The paper, by Catherine Riegle-Crumb (University of Texas, Austin), Barbara King (Florida International University), and Yasmiyn Irizarry (University of Texas, Austin), draws on longitudinal data tracking more than 5,600 college students who began college in 2004.
The researchers found that while Black and Latino/a undergraduates were just as likely as their White counterparts to begin college as STEM majors, they were significantly less likely to complete a STEM degree: 58 percent of White STEM majors persisted to earn a STEM degree as compared with only 43 percent of Latino/a students and 34 percent of Black students.
In statistical analyses, the researchers show that these racial disparities in STEM persistence are not simply a result of differences in students’ academic preparation. Even after accounting for differences in students’ socioeconomic and academic backgrounds, Black students were 14 percentage points more likely than White students to switch out of STEM majors, and both Black and Latino/a STEM majors were about 15 percentage points more likely than Whites to leave college entirely. This was not the case in fields like business, social science, or the humanities, where disparities in students’ socioeconomic backgrounds, workloads, and academic preparation better explain racial persistence gaps.
While the analysis cannot pinpoint precisely why Black and Latino/a students leave STEM fields at higher rates than their White peers, the authors suspect that STEM programs’ exclusionary structures play an important role.
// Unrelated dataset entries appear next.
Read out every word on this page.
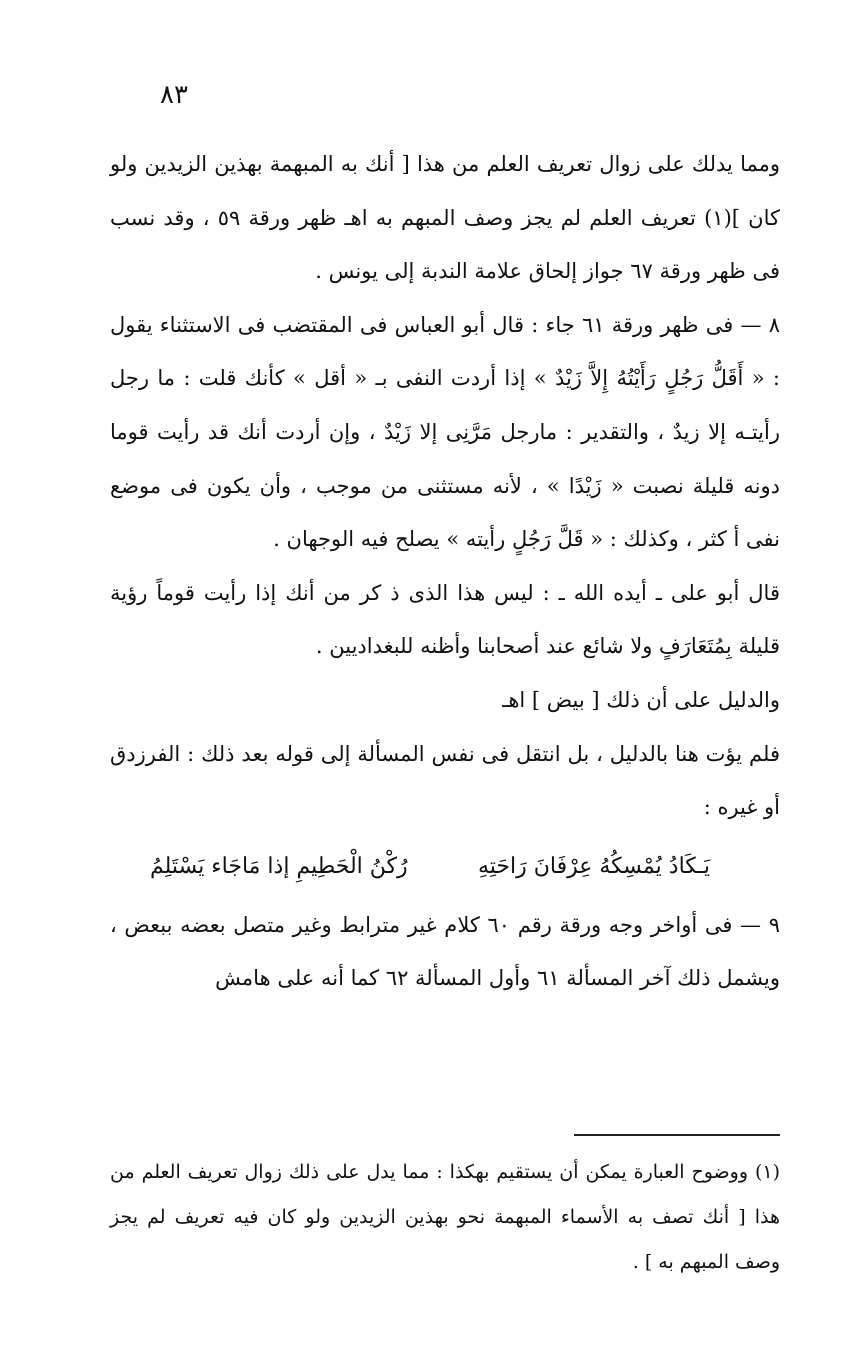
٨٣

ومما يدلك على زوال تعريف العلم من هذا [ أنك به المبهمة بهذين الزيدين ولو كان ](١) تعريف العلم لم يجز وصف المبهم به اهـ ظهر ورقة ٥٩ ، وقد نسب فى ظهر ورقة ٦٧ جواز إلحاق علامة الندبة إلى يونس .

٨ — فى ظهر ورقة ٦١ جاء : قال أبو العباس فى المقتضب فى الاستثناء يقول : « أَقَلُّ رَجُلٍ رَأَيْتُهُ إِلاَّ زَيْدٌ » إذا أردت النفى بـ « أقل » كأنك قلت : ما رجل رأيتـه إلا زيدٌ ، والتقدير : مارجل مَرَّنِى إلا زَيْدٌ ، وإن أردت أنك قد رأيت قوما دونه قليلة نصبت « زَيْدًا » ، لأنه مستثنى من موجب ، وأن يكون فى موضع نفى أ كثر ، وكذلك : « قَلَّ رَجُلٍ رأيته » يصلح فيه الوجهان .

قال أبو على ـ أيده الله ـ : ليس هذا الذى ذ كر من أنك إذا رأيت قوماً رؤية قليلة بِمُتَعَارَفٍ ولا شائع عند أصحابنا وأظنه للبغداديين .

والدليل على أن ذلك [ بيض ] اهـ

فلم يؤت هنا بالدليل ، بل انتقل فى نفس المسألة إلى قوله بعد ذلك : الفرزدق أو غيره :

يَـكَادُ يُمْسِكُهُ عِرْفَانَ رَاحَتِهِ
رُكْنُ الْحَطِيمِ إذا مَاجَاء يَسْتَلِمُ

٩ — فى أواخر وجه ورقة رقم ٦٠ كلام غير مترابط وغير متصل بعضه ببعض ، ويشمل ذلك آخر المسألة ٦١ وأول المسألة ٦٢ كما أنه على هامش

(١) ووضوح العبارة يمكن أن يستقيم بهكذا : مما يدل على ذلك زوال تعريف العلم من هذا [ أنك تصف به الأسماء المبهمة نحو بهذين الزيدين ولو كان فيه تعريف لم يجز وصف المبهم به ] .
“STEM degree programs and college classrooms are purposely constructed as exclusionary spaces where students must essentially prove that they deserve to stay,” the authors write. In this context, minority students “subjected to specific stereotypes about their presumed inferior cognitive and mathematical ability” may respond to experiences of racialized exclusion by switching majors or leaving college altogether.